Il est fascinant de constater à quel point les promoteurs de régimes d’assurance collective et l’État font face aux mêmes défis dans la gestion de la santé, malgré leurs rôles fort différents en la matière : pression considérable sur les budgets, hausse de la prévalence des maladies chroniques, attentes croissantes de la population…

Lors d’un colloque organisé l’automne dernier par l’Association pour la santé publique du ­Québec (ASPQ), le ministre de la ­Santé, ­Christian ­Dubé, a souligné, en substance, que le réseau public offrait toujours plus de soins et de services à la population, mais que cela ne suffisait pas à combler la demande croissante.

Parallèlement, dans la dernière édition du ­Sondage ­Benefits ­Canada sur les soins de santé, 40 % des promoteurs canadiens de régimes de soins de santé ont eux aussi affirmé que l’utilisation de leur régime avait augmenté au cours de la dernière année, rendant l’offre d’un tel régime plus difficile que jamais d’un point de vue économique. Et malgré ce recours croissant aux services de santé, les maladies chroniques poursuivent leur croissance chez les travailleurs.

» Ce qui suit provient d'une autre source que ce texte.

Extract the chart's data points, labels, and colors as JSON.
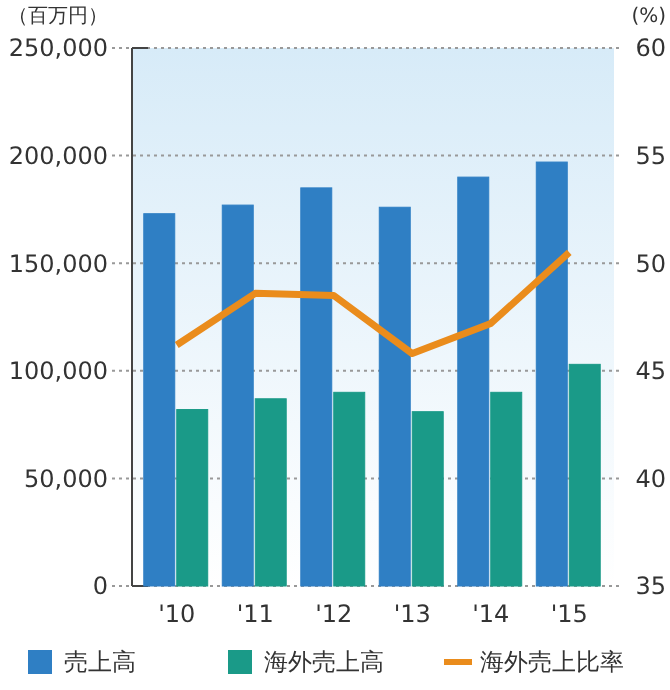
{
  "chart_data": {
    "type": "bar",
    "categories": [
      "'10",
      "'11",
      "'12",
      "'13",
      "'14",
      "'15"
    ],
    "series": [
      {
        "name": "売上高",
        "color": "#2f7fc4",
        "values": [
          173000,
          177000,
          185000,
          176000,
          190000,
          197000
        ]
      },
      {
        "name": "海外売上高",
        "color": "#1a9a88",
        "values": [
          82000,
          87000,
          90000,
          81000,
          90000,
          103000
        ]
      },
      {
        "name": "海外売上比率",
        "type": "line",
        "axis": "y2",
        "color": "#ea8c1c",
        "values": [
          46.2,
          48.6,
          48.5,
          45.8,
          47.2,
          50.5
        ]
      }
    ],
    "ylabel": "（百万円）",
    "y2label": "(%)",
    "ylim": [
      0,
      250000
    ],
    "yticks": [
      {
        "value": 0,
        "label": "0"
      },
      {
        "value": 50000,
        "label": "50,000"
      },
      {
        "value": 100000,
        "label": "100,000"
      },
      {
        "value": 150000,
        "label": "150,000"
      },
      {
        "value": 200000,
        "label": "200,000"
      },
      {
        "value": 250000,
        "label": "250,000"
      }
    ],
    "y2lim": [
      35,
      60
    ],
    "y2ticks": [
      35,
      40,
      45,
      50,
      55,
      60
    ],
    "grid": "y",
    "legend": "bottom"
  }
}
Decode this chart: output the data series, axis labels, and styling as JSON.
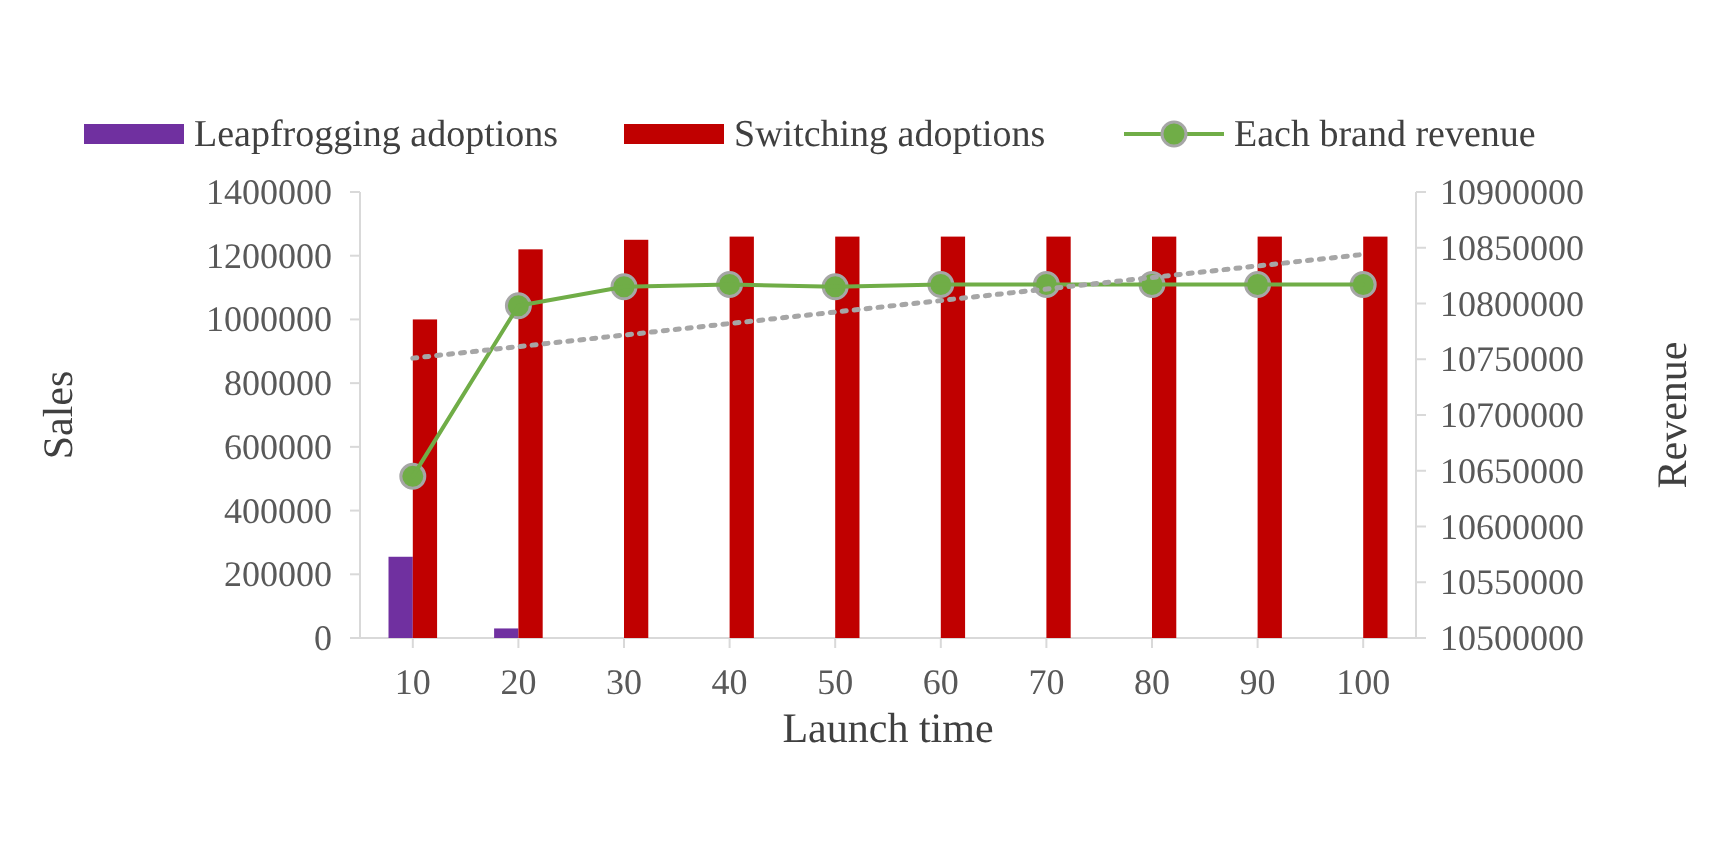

Un peu plus tard lors du même colloque, la commissaire à la santé et au ­bien-être du ­Québec, Johanne Castonguay, a affirmé que le système était « trop axé sur la quantité de soins et services, et pas assez sur les résultats ». Elle prône une gestion centrée sur la valeur, sur la qualité avant la quantité. Une vision qui semble aller de soi, mais qui n’a pas été celle privilégiée par le système public de santé, ni probablement par bon nombre de promoteurs de régimes d’avantages sociaux.

Le vieillissement de la population est certes principalement responsable de la hausse astronomique des coûts liés aux soins de santé, mais ­Johanne ­Castonguay pointe également du doigt les attentes croissantes de la population, de plus en plus informée et exigeante.

Les employeurs sont aussi aux prises avec ces attentes grandissantes de leurs travailleurs. En réponse à ces doléances, 34 % d’entre eux ont ajouté au moins une nouvelle prestation ou amélioré les niveaux de couverture au cours de la dernière année. On ne peut pas être contre la vertu, mais cette multiplication des services offerts ne s’inscrit pas forcément dans cette gestion axée sur la qualité prônée par la commissaire à la santé et au ­bien-être. En ajoutant des couvertures à la pièce, sans stratégie intégrée, les promoteurs augmentent leurs coûts sans forcément améliorer de façon notable la santé et le ­bien-être de leurs participants.

Pour ­Johanne ­Castonguay, le constat est clair : « ­On ne peut plus continuer d’augmenter le budget, on doit penser autrement. » ­Pour penser autrement, les employeurs doivent d’abord définir le rôle qu’ils veulent jouer, et qu’ils devraient jouer, en santé.

Les plus puristes défenseurs du système public diront que le rôle des entreprises est avant tout de financer ce système par le biais de transferts fiscaux. Dans un rapport publié l’an passé, l’Institut de recherche et d’informations socioéconomiques affirme que le ­Fonds des services de santé, actuellement financé par une taxe sur la masse salariale, devrait plutôt l’être à l’aide d’une contribution basée sur les profits réalisés, ce qui impliquerait des coûts plus élevés pour les grandes entreprises. Selon les calculs de l’organisme, cela permettrait d’engranger dix milliards de dollars supplémentaires annuellement.

C’est une vision qui se défend, mais on peut craindre que ces sommes supplémentaires que devront verser les entreprises proviennent en partie d’une baisse de la couverture des soins offerts dans leurs avantages sociaux. Or, ces soins répondent à des besoins particuliers des travailleurs et comblent certaines lacunes du système public, notamment en matière de santé mentale et d’accès aux soins de première ligne. On peut comprendre les employeurs de préférer allouer leur budget à l’offre de soins plus adaptés à leurs travailleurs actifs que de payer une taxe supplémentaire au profit du système public, qui, contexte démographique oblige, sera en grande partie consacrée aux soins des aînés.

De toute façon, la question est de savoir si le fait d’injecter 10 G$ supplémentaires dans le système changera réellement quelque chose. Selon des données de la ­Chaire en fiscalité et en finances publiques de l’Université de ­Sherbrooke, le ­Québec dépense 13,4 % de son ­PIB dans les soins de santé. Un seul pays industrialisé dépense davantage : les États-Unis, qui n’ont pas de système de santé public universel. L’argent ­est-il vraiment le problème ?

Comme l’ont souligné les différents intervenants lors du colloque de l’ASPQ, la vraie solution réside ultimement dans le virage vers la prévention des maladies. Un virage pour lequel les employeurs pourront certainement apporter une importante contribution.


• Ce texte a été publié dans l’édition d’avril-mai 2025 du magazine Avantages.